Days that suck, days that make us think we shouldn’t have bothered getting up happen to everyone. Days when the milk is sour, so no cereal, and the car maintenance light comes on and you can’t afford repairs, and the corner store is out of diet Pepsi, and work is hellish, and you get home to find the cat vomited all over the carpet in the front hall. Those kinds of days.
My friend had one recently, as did I. The difference is in how we reacted. She bitched about it via text, vented about the day’s problems on social media, and drowned her sorrows with several glasses of wine and a bowl of chocolates. She didn’t take a bad day and decide it meant her world was coming to an end.
I had a bad day and retreated in terror.
When bad days hit, I fail to recognize that a diminished mood is an appropriate response to shitty circumstances.
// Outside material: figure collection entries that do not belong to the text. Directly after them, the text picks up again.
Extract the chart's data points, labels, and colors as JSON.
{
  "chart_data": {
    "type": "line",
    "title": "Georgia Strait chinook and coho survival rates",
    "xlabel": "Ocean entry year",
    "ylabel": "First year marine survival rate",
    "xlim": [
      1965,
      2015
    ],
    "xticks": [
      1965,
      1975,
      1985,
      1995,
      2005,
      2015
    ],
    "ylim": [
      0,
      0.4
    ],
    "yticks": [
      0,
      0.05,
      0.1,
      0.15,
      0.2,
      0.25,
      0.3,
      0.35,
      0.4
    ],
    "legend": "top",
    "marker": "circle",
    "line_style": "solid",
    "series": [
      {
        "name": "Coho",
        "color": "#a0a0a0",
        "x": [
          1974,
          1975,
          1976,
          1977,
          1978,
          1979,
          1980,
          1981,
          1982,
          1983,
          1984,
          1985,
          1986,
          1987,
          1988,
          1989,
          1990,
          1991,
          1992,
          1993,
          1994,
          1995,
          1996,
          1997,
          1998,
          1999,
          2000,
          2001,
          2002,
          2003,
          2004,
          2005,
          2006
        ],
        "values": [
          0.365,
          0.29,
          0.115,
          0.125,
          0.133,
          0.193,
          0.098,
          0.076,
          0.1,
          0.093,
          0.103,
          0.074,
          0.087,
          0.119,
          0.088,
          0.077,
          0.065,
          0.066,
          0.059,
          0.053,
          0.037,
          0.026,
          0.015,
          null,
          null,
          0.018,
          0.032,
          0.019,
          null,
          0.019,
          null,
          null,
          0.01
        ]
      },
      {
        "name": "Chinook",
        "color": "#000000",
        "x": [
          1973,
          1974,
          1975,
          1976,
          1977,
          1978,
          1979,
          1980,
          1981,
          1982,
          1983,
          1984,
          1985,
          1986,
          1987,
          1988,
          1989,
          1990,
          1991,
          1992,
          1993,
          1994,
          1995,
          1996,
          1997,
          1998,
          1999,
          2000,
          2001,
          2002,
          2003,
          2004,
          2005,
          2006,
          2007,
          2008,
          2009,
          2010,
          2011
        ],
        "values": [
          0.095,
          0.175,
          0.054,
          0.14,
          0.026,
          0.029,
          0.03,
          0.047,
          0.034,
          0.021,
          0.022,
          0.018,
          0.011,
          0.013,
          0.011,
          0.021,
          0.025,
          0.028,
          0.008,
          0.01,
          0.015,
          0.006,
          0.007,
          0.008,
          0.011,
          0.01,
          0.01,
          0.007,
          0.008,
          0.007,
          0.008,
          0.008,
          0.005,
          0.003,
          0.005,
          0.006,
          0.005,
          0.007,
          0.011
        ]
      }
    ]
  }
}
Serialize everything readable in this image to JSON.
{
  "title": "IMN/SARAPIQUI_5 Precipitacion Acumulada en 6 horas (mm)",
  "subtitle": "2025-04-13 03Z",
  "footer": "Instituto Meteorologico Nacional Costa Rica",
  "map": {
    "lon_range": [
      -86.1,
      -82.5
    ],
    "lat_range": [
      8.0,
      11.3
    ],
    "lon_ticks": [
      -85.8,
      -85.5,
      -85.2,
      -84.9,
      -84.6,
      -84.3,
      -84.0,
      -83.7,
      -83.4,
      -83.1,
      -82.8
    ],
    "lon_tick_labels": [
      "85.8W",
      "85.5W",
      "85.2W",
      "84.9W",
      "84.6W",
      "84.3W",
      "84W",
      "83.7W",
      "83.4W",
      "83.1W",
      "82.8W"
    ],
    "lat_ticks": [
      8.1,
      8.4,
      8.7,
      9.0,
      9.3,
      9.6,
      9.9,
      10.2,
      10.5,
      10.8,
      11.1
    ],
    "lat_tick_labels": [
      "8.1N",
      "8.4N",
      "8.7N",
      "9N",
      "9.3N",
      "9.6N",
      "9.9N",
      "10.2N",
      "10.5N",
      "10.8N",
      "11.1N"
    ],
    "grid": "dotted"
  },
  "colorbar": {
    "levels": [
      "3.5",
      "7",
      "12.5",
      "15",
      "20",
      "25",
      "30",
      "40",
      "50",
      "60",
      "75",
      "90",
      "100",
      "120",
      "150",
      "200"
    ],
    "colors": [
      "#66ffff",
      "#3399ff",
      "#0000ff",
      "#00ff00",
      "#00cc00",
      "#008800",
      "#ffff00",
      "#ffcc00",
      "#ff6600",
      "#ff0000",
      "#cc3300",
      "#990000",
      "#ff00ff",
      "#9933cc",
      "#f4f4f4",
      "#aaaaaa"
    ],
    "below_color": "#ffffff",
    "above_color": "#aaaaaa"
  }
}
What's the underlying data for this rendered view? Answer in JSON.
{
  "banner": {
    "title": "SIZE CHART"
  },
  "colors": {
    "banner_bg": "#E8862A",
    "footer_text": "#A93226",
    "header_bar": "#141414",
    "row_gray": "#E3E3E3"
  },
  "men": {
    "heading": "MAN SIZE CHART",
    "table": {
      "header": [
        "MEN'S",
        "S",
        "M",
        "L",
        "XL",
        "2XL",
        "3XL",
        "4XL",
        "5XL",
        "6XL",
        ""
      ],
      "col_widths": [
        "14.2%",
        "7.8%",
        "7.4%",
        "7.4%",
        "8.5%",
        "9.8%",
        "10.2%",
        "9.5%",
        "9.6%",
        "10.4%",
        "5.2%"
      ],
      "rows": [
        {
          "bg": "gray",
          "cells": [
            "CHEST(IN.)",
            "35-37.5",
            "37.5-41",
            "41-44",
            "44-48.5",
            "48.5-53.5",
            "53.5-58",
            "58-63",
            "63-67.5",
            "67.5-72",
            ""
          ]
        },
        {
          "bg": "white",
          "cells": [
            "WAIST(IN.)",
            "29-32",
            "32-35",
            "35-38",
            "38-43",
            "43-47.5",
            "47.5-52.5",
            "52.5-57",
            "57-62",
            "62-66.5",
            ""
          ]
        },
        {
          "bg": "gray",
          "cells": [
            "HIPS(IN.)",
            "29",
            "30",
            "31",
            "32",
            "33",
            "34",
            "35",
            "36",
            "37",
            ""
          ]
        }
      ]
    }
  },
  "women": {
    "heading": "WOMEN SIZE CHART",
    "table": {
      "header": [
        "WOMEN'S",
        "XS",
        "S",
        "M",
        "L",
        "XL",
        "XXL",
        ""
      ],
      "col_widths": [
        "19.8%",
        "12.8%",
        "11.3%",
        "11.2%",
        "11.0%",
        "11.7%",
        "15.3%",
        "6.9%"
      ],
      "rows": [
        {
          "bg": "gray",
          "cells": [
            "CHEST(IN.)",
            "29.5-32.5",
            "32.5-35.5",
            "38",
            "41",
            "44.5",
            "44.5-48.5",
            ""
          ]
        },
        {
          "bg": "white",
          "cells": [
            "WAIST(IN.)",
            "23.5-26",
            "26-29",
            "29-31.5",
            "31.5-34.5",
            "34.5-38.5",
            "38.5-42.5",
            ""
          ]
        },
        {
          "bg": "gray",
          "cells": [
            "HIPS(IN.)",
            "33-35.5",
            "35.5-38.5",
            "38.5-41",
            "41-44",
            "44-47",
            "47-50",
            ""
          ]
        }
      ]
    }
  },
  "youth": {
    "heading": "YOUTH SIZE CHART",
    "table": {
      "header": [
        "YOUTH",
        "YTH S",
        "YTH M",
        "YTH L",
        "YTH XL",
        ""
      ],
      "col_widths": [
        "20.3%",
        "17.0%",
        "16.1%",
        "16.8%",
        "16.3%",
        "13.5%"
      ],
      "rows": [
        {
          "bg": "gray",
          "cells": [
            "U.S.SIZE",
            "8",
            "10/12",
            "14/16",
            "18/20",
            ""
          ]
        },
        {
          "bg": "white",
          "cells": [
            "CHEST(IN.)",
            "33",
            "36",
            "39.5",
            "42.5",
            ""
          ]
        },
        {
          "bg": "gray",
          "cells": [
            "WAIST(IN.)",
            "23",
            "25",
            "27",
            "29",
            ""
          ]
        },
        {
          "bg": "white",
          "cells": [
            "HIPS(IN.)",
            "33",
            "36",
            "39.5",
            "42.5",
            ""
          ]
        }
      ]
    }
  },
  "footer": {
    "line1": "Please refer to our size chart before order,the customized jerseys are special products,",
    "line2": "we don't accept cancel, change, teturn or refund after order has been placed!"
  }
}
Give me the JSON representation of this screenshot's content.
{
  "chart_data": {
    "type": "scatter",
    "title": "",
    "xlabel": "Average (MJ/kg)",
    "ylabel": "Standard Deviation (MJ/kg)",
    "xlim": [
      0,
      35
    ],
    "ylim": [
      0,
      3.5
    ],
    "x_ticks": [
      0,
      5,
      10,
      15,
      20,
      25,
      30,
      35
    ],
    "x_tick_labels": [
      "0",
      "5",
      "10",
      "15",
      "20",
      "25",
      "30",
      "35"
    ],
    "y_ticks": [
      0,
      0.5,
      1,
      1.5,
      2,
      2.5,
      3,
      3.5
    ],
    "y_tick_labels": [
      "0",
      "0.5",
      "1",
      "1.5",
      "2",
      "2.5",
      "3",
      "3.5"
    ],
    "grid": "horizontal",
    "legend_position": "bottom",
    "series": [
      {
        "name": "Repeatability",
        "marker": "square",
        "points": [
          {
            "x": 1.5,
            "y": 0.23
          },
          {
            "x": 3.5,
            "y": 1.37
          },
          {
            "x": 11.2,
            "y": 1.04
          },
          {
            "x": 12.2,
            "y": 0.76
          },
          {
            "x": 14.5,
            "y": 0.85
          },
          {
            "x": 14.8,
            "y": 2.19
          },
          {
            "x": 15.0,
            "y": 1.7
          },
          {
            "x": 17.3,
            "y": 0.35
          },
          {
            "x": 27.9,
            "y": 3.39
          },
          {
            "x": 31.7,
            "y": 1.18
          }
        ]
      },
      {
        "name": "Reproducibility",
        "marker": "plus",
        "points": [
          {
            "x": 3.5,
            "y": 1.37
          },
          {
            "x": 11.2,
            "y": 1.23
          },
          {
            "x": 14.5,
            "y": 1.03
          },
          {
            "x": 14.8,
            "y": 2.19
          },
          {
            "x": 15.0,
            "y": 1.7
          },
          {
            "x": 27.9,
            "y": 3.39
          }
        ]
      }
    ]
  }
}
Instead, I start to panic, convinced I’m once more sliding into depression’s pit, doomed to live out my days in darkness.
Emotions are problematic when you struggle with mental illness. You’re never entirely sure a cigar is just a cigar and not a harbinger of doom.
It comes down to how we look at things. My friend looks at the bad day in the context of her whole life. Overall, things are pretty good. She sees her life in its totality. There are some bad days but mostly things are good. I, on the other hand, get tunnel vision. I look at a hard day or a setback as an indicator of how things will be from now on.
Life is hard and it will always be like that. Things will always suck for me.
That evaluation is not true, of course.
I struggle with mental illness and have for years but I’ve also had good days. There have been good times. My life is not a pile of misery unleavened by redeeming moments. I forget that when bad things happen; I forget that when I think I’m falling. I panic and, as panicking is wont to do, make things worse.
I over-react. I catastrophize.
Today is bad, and all days are bad, and all the days will always be bad.
I spend too much time sweating the small stuff, the transitory moments. If you pay minute attention to something, all you see is the flaws. You think that lesson would be front and centre in my mind since hyper-focus and overgeneralizing are a big part of the eating disorder mindset, but it isn’t. Looking at the big picture is not my default setting. Obsessing over the shitty is.
Luckily, though its not easy, default settings can be changed.
We can teach ourselves to look at more than just the now. We can teach ourselves to focus on the big picture. We can learn to let go of the bad days.